From Auschwitz we rejoined the tour and moved on to Birkenau just a few mins away. Here were the huts that I was aware of, most of the wooden ones were gone, with just the chimneys of them remaining, scattered across a huge area. The brick ones still standing with the original three tiered bunks inside.
We walked down alongside the train tracks where the transports delivered the people to the camps.
Called the death road, people were told to go left or right by the flick of a hand from a doctor purely from how they looked. For most of the elderly, young and pregnant women it was death in the gas chambers, while for others imprisonment and a living hell.
We walked down the road to find a memorial to all those that had died and suffered here. Each nation that had victims was represented. They came from as far away as Norway in the North and Italy in the south, some twenty countries. Leaving the memorial there was the remains of the underground gas chambers, blown up and partially destroyed by germans trying to cover up their awful activities.

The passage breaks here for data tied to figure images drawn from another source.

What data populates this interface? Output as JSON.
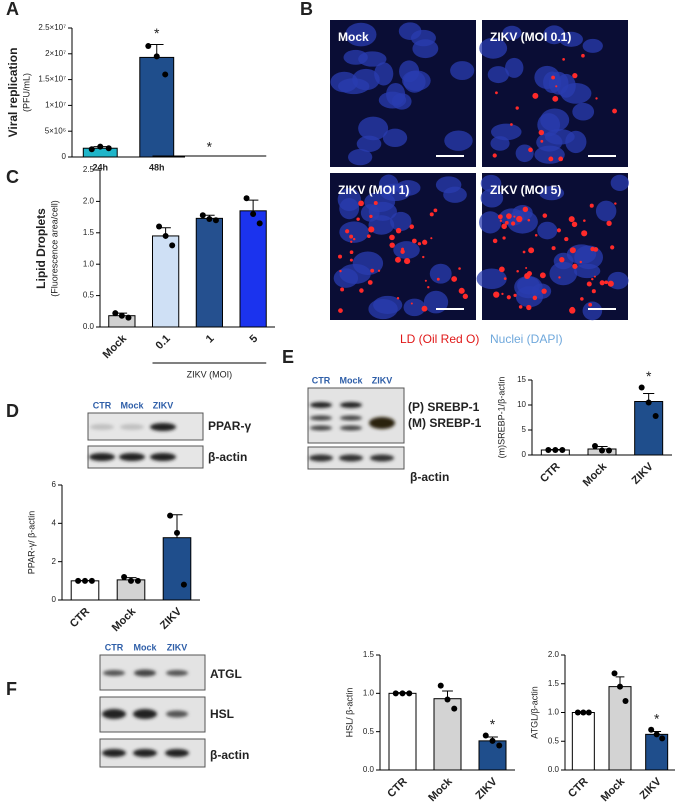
{
  "chart_data": [
    {
      "type": "bar",
      "ylabel": "Viral replication",
      "ylabel_sub": "(PFU/mL)",
      "categories": [
        "24h",
        "48h"
      ],
      "values": [
        1700000,
        19300000
      ],
      "errors": [
        300000,
        2500000
      ],
      "points": [
        [
          1500000,
          2000000,
          1700000
        ],
        [
          21500000,
          19500000,
          16000000
        ]
      ],
      "colors": [
        "#1fb5c9",
        "#1f4e8c"
      ],
      "significance": [
        null,
        "*"
      ],
      "ylim": [
        0,
        25000000
      ],
      "yticks": [
        0,
        {
          "value": 5000000,
          "label": "5×10⁶"
        },
        {
          "value": 10000000,
          "label": "1×10⁷"
        },
        {
          "value": 15000000,
          "label": "1.5×10⁷"
        },
        {
          "value": 20000000,
          "label": "2×10⁷"
        },
        {
          "value": 25000000,
          "label": "2.5×10⁷"
        }
      ]
    },
    {
      "type": "bar",
      "ylabel": "Lipid Droplets",
      "ylabel_sub": "(Fluorescence area/cell)",
      "categories": [
        "Mock",
        "0.1",
        "1",
        "5"
      ],
      "values": [
        0.18,
        1.45,
        1.73,
        1.85
      ],
      "errors": [
        0.04,
        0.13,
        0.05,
        0.17
      ],
      "points": [
        [
          0.22,
          0.18,
          0.15
        ],
        [
          1.6,
          1.45,
          1.3
        ],
        [
          1.78,
          1.72,
          1.7
        ],
        [
          2.05,
          1.8,
          1.65
        ]
      ],
      "colors": [
        "#d0d0d0",
        "#cfe0f5",
        "#25508f",
        "#1b33ee"
      ],
      "group_label": "ZIKV (MOI)",
      "annotation": "*",
      "ylim": [
        0,
        2.5
      ],
      "yticks": [
        {
          "value": 0,
          "label": "0.0"
        },
        0.5,
        {
          "value": 1,
          "label": "1.0"
        },
        1.5,
        {
          "value": 2,
          "label": "2.0"
        },
        2.5
      ]
    },
    {
      "type": "bar",
      "ylabel": "PPAR-γ/ β-actin",
      "categories": [
        "CTR",
        "Mock",
        "ZIKV"
      ],
      "values": [
        1,
        1.05,
        3.25
      ],
      "errors": [
        0.02,
        0.12,
        1.2
      ],
      "points": [
        [
          1,
          1,
          1
        ],
        [
          1.2,
          1,
          1
        ],
        [
          4.4,
          3.5,
          0.8
        ]
      ],
      "colors": [
        "#ffffff",
        "#d3d3d3",
        "#1f4e8c"
      ],
      "ylim": [
        0,
        6
      ],
      "yticks": [
        0,
        2,
        4,
        6
      ]
    },
    {
      "type": "bar",
      "ylabel": "(m)SREBP-1/β-actin",
      "categories": [
        "CTR",
        "Mock",
        "ZIKV"
      ],
      "values": [
        1,
        1.2,
        10.7
      ],
      "errors": [
        0.1,
        0.5,
        1.6
      ],
      "points": [
        [
          1,
          1,
          1
        ],
        [
          1.8,
          0.9,
          0.9
        ],
        [
          13.5,
          10.5,
          7.8
        ]
      ],
      "colors": [
        "#ffffff",
        "#d3d3d3",
        "#1f4e8c"
      ],
      "significance": [
        null,
        null,
        "*"
      ],
      "ylim": [
        0,
        15
      ],
      "yticks": [
        0,
        5,
        10,
        15
      ]
    },
    {
      "type": "bar",
      "ylabel": "HSL/ β-actin",
      "categories": [
        "CTR",
        "Mock",
        "ZIKV"
      ],
      "values": [
        1,
        0.93,
        0.38
      ],
      "errors": [
        0.01,
        0.1,
        0.05
      ],
      "points": [
        [
          1,
          1,
          1
        ],
        [
          1.1,
          0.92,
          0.8
        ],
        [
          0.45,
          0.38,
          0.32
        ]
      ],
      "colors": [
        "#ffffff",
        "#d3d3d3",
        "#1f4e8c"
      ],
      "significance": [
        null,
        null,
        "*"
      ],
      "ylim": [
        0,
        1.5
      ],
      "yticks": [
        {
          "value": 0,
          "label": "0.0"
        },
        0.5,
        {
          "value": 1,
          "label": "1.0"
        },
        1.5
      ]
    },
    {
      "type": "bar",
      "ylabel": "ATGL/β-actin",
      "categories": [
        "CTR",
        "Mock",
        "ZIKV"
      ],
      "values": [
        1,
        1.45,
        0.62
      ],
      "errors": [
        0.01,
        0.17,
        0.05
      ],
      "points": [
        [
          1,
          1,
          1
        ],
        [
          1.68,
          1.45,
          1.2
        ],
        [
          0.7,
          0.62,
          0.55
        ]
      ],
      "colors": [
        "#ffffff",
        "#d3d3d3",
        "#1f4e8c"
      ],
      "significance": [
        null,
        null,
        "*"
      ],
      "ylim": [
        0,
        2
      ],
      "yticks": [
        {
          "value": 0,
          "label": "0.0"
        },
        0.5,
        {
          "value": 1,
          "label": "1.0"
        },
        1.5,
        {
          "value": 2,
          "label": "2.0"
        }
      ]
    }
  ],
  "figure": {
    "panels": [
      "A",
      "B",
      "C",
      "D",
      "E",
      "F"
    ],
    "microscopy": {
      "labels": [
        "Mock",
        "ZIKV (MOI 0.1)",
        "ZIKV (MOI 1)",
        "ZIKV (MOI 5)"
      ],
      "legend": [
        "LD (Oil Red O)",
        "Nuclei (DAPI)"
      ]
    },
    "blot_d": {
      "lanes": [
        "CTR",
        "Mock",
        "ZIKV"
      ],
      "bands": [
        "PPAR-γ",
        "β-actin"
      ]
    },
    "blot_e": {
      "lanes": [
        "CTR",
        "Mock",
        "ZIKV"
      ],
      "bands": [
        "(P) SREBP-1",
        "(M) SREBP-1",
        "β-actin"
      ]
    },
    "blot_f": {
      "lanes": [
        "CTR",
        "Mock",
        "ZIKV"
      ],
      "bands": [
        "ATGL",
        "HSL",
        "β-actin"
      ]
    }
  }
}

At this point I found the guide repeating information that she had already told us which spoiled the tour for me, personally.I wandered off and looked inside some of the huts with their bunks , the sloppy building that had been done in a hurry to accommodate so many people. The remains of toilets in a row in the one room, a washing area consisting of what looked like an long animal feed trough. Bottom bunks were on ground level and in wet weather became foul, as well as being the end recipient no doubt of the upper bunk inhabitants bodily functions gone haywire. Truly horrible.

Catching up with the group we were shown the childrens’ sheds, the efforts some of the adults shown on the walls a pictures, made to create a distraction for the kids. Drawings beautifully done, glassed over to protect them from damage. The sanitary blocks were next ,and here in two long rows were toilet long drops, I didn’t count them but there must have been over a hundred. Side by side, being allowed to go just twice a day, then herded like animals to sit next to others while having to go to the toilet. Probably shot for not following the rules as well. The washing facilities the same, it was only about getting the numbers through the system.
Trying to comprehend the horror impossible, one could not help but shed silent tears ,hoping it would never happen again. If we don’t learn from history we are doomed to repeat it. A famous saying I think by George Santanya.

After a full day of walking and sightseeing we headed back to Krackow, in contemplative silence. The film was shown again to allow spanish speakers to understand what had been previously said.
Having seen the places involved it was both enlightening and frightening that something like that could ever happen in the first  place.